Another way to effectively communicate with your dog when she’s displaying undesirable behaviors like jumping, whining, or begging is to turn away and ignore the behavior. Obviously, this doesn’t work with all undesirable behaviors as there are some behaviors you want to stop in their tracks.
6. Use a Hand Signal or Body Signal
Dogs are really good at reading body language and energy. Often, non-verbal communication is the best way to effectively communicate with your dog. One signal that many dogs pick up on quickly is the open hand signal. This is the sign taught to many puppies for “sit”. Open up your hand and say, “sit”. Again, practicing this over and over with treats and positive praise will reinforce it and help make this signal habit.
Also, by teaching your dog different hand signals, you help them commuincate during times when they may not be able to hear you, like in a loud, crowded area. When you think about it, a dog uses their entire body to communicate. Teaching non-verbal cues can be a lifesaver and strengthen your bond.

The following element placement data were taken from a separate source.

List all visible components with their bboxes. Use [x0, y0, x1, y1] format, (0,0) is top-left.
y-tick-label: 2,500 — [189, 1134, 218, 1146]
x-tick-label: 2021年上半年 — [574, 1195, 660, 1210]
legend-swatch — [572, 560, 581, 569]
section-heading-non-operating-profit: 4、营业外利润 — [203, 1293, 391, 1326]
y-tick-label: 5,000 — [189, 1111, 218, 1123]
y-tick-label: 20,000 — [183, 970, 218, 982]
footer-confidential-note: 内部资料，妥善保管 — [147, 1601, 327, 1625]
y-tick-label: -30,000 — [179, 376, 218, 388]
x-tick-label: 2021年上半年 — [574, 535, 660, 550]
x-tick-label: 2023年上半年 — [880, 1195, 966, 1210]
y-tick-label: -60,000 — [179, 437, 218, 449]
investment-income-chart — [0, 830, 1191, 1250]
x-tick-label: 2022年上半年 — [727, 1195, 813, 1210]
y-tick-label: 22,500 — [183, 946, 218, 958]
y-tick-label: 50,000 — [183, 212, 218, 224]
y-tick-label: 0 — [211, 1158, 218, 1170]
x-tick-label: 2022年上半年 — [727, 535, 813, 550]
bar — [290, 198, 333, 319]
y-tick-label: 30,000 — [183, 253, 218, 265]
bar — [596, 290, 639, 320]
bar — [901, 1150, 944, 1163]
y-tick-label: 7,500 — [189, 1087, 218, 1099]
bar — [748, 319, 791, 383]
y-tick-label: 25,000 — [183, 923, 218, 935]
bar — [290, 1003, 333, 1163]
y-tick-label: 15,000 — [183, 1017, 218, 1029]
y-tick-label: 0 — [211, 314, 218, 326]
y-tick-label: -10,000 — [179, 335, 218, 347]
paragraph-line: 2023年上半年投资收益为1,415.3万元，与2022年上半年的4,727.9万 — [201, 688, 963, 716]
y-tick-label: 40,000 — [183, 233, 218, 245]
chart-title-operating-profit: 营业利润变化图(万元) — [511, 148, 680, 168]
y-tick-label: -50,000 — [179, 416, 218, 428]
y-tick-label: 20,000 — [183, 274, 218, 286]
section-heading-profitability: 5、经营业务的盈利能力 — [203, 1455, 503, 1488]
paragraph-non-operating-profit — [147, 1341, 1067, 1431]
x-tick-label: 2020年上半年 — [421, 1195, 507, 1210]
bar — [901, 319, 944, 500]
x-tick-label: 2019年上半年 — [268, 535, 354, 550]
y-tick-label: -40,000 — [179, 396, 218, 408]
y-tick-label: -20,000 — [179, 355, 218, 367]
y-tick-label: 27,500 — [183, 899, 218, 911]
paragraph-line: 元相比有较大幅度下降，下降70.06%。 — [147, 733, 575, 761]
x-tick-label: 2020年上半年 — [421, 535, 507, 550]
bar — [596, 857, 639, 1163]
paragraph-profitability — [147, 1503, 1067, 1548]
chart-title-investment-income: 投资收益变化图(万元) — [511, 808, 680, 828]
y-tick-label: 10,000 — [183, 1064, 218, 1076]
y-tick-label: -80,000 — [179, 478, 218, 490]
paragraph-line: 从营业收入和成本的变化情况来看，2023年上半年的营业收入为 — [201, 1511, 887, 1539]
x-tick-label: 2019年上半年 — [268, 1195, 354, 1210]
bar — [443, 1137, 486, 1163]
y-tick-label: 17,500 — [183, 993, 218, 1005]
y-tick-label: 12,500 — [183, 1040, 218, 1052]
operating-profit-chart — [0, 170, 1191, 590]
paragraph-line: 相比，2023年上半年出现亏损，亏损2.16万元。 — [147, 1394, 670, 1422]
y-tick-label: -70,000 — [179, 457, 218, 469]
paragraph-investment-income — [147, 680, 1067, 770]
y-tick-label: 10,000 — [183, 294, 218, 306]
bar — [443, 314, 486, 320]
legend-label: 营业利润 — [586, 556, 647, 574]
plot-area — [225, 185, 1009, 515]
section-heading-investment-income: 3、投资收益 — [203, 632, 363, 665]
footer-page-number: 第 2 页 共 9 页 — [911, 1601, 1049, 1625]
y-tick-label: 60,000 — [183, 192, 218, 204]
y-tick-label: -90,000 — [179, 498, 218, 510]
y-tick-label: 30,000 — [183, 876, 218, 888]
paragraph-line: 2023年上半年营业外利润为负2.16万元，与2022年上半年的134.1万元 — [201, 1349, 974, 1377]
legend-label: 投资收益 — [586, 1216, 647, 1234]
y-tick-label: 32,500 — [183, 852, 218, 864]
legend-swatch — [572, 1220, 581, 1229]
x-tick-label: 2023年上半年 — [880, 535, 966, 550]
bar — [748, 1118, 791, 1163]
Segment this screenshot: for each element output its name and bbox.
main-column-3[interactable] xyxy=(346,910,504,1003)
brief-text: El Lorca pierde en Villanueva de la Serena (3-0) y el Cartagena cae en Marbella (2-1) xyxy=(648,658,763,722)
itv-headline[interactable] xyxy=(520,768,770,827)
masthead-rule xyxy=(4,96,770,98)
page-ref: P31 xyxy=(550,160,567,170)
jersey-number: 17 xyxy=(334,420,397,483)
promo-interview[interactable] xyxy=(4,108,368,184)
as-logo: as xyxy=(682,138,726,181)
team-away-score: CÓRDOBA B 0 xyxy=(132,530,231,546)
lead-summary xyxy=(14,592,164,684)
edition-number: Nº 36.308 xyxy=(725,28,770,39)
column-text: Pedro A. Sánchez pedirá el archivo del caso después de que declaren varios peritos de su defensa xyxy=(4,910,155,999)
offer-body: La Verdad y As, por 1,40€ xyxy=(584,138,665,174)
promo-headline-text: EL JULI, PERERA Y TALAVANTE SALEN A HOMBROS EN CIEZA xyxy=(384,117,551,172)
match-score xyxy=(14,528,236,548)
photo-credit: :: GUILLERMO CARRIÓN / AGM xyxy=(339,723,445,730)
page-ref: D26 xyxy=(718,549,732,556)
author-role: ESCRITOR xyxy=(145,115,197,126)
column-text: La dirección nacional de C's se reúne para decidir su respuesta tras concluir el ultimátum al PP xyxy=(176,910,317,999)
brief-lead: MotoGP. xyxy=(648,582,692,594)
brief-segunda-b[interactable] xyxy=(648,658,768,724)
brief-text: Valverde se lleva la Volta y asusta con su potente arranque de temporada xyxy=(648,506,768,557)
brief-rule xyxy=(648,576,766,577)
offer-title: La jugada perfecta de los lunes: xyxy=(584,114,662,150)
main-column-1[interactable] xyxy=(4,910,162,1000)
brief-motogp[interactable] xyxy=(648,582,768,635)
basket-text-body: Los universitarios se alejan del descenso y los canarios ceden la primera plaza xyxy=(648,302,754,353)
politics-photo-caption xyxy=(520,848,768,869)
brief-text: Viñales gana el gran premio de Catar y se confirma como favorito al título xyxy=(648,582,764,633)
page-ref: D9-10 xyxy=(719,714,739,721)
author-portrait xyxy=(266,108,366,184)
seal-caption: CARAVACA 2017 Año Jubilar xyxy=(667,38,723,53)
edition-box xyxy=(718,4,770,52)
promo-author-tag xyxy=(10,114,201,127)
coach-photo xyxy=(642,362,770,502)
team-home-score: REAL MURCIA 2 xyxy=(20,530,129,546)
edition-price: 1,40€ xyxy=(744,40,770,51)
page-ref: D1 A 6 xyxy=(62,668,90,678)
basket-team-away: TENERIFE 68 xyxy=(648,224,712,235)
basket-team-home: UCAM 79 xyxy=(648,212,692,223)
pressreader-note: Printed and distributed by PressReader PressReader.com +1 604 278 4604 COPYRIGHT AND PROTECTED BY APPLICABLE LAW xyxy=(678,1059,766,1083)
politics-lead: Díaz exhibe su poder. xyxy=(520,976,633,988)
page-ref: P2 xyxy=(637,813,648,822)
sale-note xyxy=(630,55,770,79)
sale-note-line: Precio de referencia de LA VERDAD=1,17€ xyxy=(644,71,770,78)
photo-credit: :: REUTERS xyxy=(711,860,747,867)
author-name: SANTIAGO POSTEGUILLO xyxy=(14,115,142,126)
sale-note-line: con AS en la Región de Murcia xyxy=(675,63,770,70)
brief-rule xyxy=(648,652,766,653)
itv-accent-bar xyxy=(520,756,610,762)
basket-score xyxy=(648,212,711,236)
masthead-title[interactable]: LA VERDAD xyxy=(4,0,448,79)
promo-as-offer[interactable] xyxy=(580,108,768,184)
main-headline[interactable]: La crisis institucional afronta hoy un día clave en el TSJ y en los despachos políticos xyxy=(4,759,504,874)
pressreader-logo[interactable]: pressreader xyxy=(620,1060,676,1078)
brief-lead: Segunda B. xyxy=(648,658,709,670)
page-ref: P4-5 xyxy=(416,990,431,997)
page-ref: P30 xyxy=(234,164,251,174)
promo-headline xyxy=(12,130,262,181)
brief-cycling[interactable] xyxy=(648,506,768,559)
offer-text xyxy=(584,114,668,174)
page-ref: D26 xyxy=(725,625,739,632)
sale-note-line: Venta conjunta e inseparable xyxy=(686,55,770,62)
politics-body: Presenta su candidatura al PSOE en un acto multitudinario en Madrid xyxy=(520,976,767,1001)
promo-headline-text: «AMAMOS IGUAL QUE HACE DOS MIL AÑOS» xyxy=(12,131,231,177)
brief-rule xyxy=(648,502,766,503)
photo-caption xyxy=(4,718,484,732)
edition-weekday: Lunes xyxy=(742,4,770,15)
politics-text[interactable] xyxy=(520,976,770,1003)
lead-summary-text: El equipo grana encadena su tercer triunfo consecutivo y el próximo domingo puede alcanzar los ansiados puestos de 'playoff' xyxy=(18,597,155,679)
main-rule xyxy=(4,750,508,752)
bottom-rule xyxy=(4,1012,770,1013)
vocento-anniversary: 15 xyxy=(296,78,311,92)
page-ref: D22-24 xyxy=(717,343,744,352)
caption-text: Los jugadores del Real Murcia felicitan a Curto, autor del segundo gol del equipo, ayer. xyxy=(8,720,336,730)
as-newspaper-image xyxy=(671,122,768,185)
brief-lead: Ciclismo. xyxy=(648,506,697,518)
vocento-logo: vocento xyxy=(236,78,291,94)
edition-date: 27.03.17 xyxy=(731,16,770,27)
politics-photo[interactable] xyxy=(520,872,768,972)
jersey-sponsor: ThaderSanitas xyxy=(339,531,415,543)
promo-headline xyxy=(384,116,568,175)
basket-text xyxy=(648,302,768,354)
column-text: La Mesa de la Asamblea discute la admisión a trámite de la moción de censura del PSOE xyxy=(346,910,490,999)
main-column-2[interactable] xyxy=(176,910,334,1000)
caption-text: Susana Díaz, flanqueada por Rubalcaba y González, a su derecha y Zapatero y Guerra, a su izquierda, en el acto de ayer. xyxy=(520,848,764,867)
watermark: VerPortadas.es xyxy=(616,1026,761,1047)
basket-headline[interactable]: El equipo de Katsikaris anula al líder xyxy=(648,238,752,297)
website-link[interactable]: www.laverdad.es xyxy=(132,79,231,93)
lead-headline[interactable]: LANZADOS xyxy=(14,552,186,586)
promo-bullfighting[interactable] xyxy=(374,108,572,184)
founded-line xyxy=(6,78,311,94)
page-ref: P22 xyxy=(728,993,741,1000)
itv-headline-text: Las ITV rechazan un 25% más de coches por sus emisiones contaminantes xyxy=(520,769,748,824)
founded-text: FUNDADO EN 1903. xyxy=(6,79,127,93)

7. Teach Your Dog Release Words
Release words signal to your dog that a certain activity is over. Want your dog to finish play time? “All Done”. How about to signal that your dog should leave the room when you’re eating? “Out”.
Some common release words:
- All done
Again, to effectively communicate with your dog, you need to teach and reinforce these words over and over. Teaching a short, easy to use release word is a great training tool for young dogs and can work as a brain refresher for senior dogs. Bonus: a senior dog likely already knows many of these commands.
Practice that Communication Today!
Your dog is a smart creature and wants nothing more than to please you! To effectively communicate with your dog remember that he reads your body language and your energy; if possible try to make sure you’re calm, focused, and ready to only work with your dog during training sessions.
Having strong communication strategies and teaching your dog good listening skills will prove invaluable in any emergency situation and reinforce the already strong bond you share with him. Also, who doesn’t desire a canine of the year in their very own home!